Read about what the group is all about in our interview with club leader Zahran Shams



Official ConLang Flag: Symbolises the Tower of Babel

Casey Gray, Contributor

Recently, Cardinal Nation spoke to the leader of the MHS ConLang Club, Zahran Shams, to learn more about the group. This is what we learned:

Cardinal Nation: What is a conlang?

Zahran Shams: A conlang, or constructed language, is a language constructed by one or a small group of people. Conlangs differ from natural languages, often abbreviated natlangs (Advisor’s Note: a “natlang” refers to a language that has naturally arisen and has at some point been spoken on Earth), in that natlangs evolve over time from other natlangs, whereas conlangs are made by utilizing a few key linguistic principles to make a functional language that could realistically be spoken as fluently as a natlang. Some conlangs have even gotten so popular that there exist native speakers of them, such as esperanto. This club specifically does not have any affiliation with “Star Trek” or DND (Dungeons and Dragons), though they are the two most well known applications of conlangs.

Cardinal Nation: What skills are used at ConLang?

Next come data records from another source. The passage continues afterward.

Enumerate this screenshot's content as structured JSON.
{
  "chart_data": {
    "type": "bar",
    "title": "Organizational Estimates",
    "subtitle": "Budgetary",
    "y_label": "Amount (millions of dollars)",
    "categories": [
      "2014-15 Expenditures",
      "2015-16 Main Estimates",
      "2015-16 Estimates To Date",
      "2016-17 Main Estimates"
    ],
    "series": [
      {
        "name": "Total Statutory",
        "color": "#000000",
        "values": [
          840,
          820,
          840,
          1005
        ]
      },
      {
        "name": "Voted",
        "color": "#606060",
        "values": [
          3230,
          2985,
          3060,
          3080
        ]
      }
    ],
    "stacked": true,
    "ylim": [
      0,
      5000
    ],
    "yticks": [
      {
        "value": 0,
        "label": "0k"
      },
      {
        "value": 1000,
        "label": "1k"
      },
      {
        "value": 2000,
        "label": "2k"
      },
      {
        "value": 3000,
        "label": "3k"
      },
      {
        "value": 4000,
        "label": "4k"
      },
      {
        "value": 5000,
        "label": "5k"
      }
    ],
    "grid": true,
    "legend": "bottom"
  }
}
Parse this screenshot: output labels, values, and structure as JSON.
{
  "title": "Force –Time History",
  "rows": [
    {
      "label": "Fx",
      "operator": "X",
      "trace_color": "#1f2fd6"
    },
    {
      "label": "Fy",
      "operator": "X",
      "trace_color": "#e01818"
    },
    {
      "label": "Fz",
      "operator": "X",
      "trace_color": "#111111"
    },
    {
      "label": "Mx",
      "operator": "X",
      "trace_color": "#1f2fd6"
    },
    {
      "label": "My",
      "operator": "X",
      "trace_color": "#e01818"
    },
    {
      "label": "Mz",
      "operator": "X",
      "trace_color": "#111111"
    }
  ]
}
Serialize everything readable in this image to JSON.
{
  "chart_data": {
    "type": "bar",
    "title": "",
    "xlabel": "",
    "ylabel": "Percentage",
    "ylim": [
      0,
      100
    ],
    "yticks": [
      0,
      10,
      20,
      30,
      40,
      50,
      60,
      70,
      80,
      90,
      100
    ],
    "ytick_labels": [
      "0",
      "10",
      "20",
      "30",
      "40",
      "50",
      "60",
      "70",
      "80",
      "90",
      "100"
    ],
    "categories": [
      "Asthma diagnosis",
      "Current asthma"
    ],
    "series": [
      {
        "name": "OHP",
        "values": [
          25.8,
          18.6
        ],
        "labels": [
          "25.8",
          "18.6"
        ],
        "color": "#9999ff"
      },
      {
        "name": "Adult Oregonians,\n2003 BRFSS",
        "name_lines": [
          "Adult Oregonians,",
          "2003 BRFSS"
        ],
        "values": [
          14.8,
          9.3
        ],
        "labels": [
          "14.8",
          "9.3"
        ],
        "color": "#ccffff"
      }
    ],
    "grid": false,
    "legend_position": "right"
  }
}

Zahran Shams: Skills used in conlang are creativity and linguistic analyzation; most of what you decide in a conlang, such as the sounds used and the grammar, are up to the conlanger to decide on their own, based on what they think sounds nice. Linguistic analyzation is applied if one wants to make their conlang more realistic, for instance making some irregularities in grammar to seem more authentic

Cardinal Nation: What do you learn at ConLang?

Zahran Shams: At conlang, you can learn about a variety of linguistics that are useful in making a conlang, namely phonology (what sounds go in a language), phonetics (how the sounds interact), morphology (how units of meaning form words), and syntax (how words are organized to form sentences). If you want to make your conlang more realistic, you can also learn about and apply the process of artificial evolution, in which realistic sound and grammar shifts are applied to the conlang to simulate evolution, helping produce natural irregularity as it is produced in natlangs.

Cardinal Nation: When and where does ConLang Club meet?

Zahran Shams: As of right now, ConLang meets on Wednesdays, 7-8 p.m. online (email [email protected] for more information). The time is somewhat flexible, as we don’t have many members, but we would like to figure out a time for which a supervisor could accommodate us in person after school.

Cardinal Nation: Why should you join ConLang Club?

Zahran Shams: You should join ConLang if you have any interest in languages. ConLang can open your eyes to many strange things about language that you may have never noticed before. For instance, most people’s tongues don’t touch the top of their mouths when making a “s” sound. Language is a way for people to view the world, as stated by the sapir whorf hypothesis, and ConLang is a good way to learn about a variety of languages.

Cardinal Nation: What conlang at ConLang Club is being worked on currently?

Zahran Shams: The group conlang we are currently working on is called soxe (the x is pronounced /x/, not /ks/, look up ipa). soxe is a simple conlang, not really especially remarkable, but we are applying the process of artificial evolution on soxe multiple times simultaneously, to create a soxe language family of different languages that evolved separately from each other; similar to how Latin evolved into Italian, Romanian, Spanish, French, and other romance languages. We can influence this evolution to produce linguistic features that appeal to us. For instance, i’m working on merging verbs with a place adverb to form a locative case.